Heyet diğer taraftan Kaşıkçı’nın nişanlısı ile Sınır Tanımayan Gazeteciler Türkiye Temsilcisi Erol Önderoğlu, Türk-Arap Medya Derneği Başkanı Turan Kışlakçı ve Dernek Genel Koordinatörü Fatih Öke ile “Diplomatik Vahşet” kitabını yazanFerhat Ünlü ve Abdurrahman Şimşek ile de ayrı ayrı görüştü.
***
BM Heyeti bu bağlamda Ankara’daki Suudi büyükelçisini ve İstanbul’daki cinayet mahalli olan Suud Konsolosluğu’nu ziyaret talebinde bulundu.
Lakin gelin görün ki Suudi tarafı bu talebe hâlâ cevap vermiş değil. Konsolosluğu haber ajanslarına açanlar BM heyetine açmaktan çekiniyorlar!
Suudiler adına konuşanlar da BM heyetini önemsemediklerini ifade ederek kıvırmaya çalışıyorlar.

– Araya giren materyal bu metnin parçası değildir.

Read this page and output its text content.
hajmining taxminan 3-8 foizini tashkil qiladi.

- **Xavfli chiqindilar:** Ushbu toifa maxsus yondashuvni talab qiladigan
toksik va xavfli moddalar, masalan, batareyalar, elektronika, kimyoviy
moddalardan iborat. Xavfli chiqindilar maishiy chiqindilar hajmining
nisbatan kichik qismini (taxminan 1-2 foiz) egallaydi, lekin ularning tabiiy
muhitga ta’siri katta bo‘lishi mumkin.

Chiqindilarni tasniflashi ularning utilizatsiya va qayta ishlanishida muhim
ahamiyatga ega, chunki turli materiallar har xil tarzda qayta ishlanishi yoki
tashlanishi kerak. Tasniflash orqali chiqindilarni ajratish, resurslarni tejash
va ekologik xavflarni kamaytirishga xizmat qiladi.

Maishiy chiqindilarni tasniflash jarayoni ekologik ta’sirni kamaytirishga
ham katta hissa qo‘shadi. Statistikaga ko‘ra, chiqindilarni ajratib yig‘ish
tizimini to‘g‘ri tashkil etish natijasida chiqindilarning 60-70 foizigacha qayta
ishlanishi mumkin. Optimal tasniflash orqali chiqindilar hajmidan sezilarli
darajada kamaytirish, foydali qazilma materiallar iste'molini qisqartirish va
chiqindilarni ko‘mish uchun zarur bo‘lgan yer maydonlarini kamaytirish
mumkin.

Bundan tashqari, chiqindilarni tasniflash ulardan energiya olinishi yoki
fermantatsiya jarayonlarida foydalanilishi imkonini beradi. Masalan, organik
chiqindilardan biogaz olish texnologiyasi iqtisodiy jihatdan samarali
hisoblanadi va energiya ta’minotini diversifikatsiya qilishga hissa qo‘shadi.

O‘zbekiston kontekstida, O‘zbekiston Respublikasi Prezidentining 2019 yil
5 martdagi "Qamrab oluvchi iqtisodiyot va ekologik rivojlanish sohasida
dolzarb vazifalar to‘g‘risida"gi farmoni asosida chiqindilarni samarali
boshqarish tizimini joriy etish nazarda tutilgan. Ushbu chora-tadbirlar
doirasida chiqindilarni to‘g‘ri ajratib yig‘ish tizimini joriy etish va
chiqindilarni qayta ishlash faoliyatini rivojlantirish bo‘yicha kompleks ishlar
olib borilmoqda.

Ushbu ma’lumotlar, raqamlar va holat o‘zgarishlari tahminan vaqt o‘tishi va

Oysa heyet rapor yazmak için birkaç soru soracaklar hepsi o kadar.
Tabii Suudiler Türkiye’nin yönelttiği üç basit soruya cevap veremedikleri için BM heyetini aşağılayıp duracaklar.
***
Suudiler Kaşıkçı’yı öldürdüklerini ve cesedi yerli bir işbirlikçiye verdiklerini itiraf edince Türkiye gayet basit üç soru sordu. Öldürme emrini veren kimdir? Kaşıkçı’nın naaşı nerededir ve yerli işbirlikçi kimdir? 4 aydır cevap yok!

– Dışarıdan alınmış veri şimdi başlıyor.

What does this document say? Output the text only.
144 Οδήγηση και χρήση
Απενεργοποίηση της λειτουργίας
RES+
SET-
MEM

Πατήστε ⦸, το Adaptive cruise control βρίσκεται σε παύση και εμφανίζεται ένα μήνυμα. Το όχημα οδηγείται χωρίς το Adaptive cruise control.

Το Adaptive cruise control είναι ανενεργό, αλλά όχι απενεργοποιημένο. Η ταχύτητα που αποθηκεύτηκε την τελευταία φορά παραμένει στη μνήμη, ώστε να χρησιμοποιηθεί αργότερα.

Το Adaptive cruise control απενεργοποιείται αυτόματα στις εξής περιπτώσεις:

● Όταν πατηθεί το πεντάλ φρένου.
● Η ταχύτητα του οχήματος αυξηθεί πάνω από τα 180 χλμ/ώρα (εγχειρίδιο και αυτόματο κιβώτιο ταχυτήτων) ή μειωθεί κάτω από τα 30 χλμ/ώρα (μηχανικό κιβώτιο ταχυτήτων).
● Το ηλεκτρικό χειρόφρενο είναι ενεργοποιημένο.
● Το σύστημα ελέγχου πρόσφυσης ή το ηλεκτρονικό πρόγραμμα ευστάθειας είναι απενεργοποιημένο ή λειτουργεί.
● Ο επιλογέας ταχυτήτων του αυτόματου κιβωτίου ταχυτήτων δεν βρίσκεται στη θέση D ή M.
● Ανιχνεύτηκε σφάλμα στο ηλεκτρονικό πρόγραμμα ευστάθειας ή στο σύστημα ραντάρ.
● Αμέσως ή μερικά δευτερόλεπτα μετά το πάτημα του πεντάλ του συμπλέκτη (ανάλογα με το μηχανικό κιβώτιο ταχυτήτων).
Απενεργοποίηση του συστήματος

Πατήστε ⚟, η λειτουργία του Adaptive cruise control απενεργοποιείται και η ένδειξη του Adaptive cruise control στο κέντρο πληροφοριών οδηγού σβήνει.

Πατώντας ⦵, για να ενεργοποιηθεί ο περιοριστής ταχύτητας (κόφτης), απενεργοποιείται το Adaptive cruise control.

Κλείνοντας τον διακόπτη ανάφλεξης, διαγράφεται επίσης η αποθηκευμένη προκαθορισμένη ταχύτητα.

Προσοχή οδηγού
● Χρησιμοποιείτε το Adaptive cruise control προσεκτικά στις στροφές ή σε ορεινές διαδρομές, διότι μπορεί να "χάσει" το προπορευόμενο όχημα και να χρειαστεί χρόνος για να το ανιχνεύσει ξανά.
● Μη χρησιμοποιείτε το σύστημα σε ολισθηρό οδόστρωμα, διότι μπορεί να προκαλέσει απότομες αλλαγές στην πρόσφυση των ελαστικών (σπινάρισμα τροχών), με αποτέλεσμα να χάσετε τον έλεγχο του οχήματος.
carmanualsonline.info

Hadi diyelim ki öldürme talimatını vereni koruyorlar. Tamam da maktulün naaşının yerini niye söylemiyorlar? Yerli işbirlikçiyi neden açıklamıyorlar?
***
Bence vakit hâlâ geçmiş değil. Petrodalarlarla meselenin üstünü örtmeye ve unutturmaya çalışan Suudi devleti sorulara cevap vererek bu cinayetin sorumluluğundan kurtulabilir.
Maalesef o esnekliği göremiyoruz.
Oysa devletlerinin itibarı bu cinayetten sonra kamuoyu nezdinden sıfırı tüketmiş görünüyor!
Heyet Mayıs ayında raporu İnsan Hakları Konseyi’ne sunacak. Orada sümen altı edilmez ise BM Genel Kurulu’na gider, oradan da Güvenlik konseyine gönderilebilir.
Bunun anlamı Suudi devleti sürekli kan kaybedecek demektir.
Yani Kaşıkçının ölüsü Suudileri, dirisinden daha fazla meşgul edecek demektir.
Devlet olmak kolay değil, hele âdil olmak hiç kolay değil.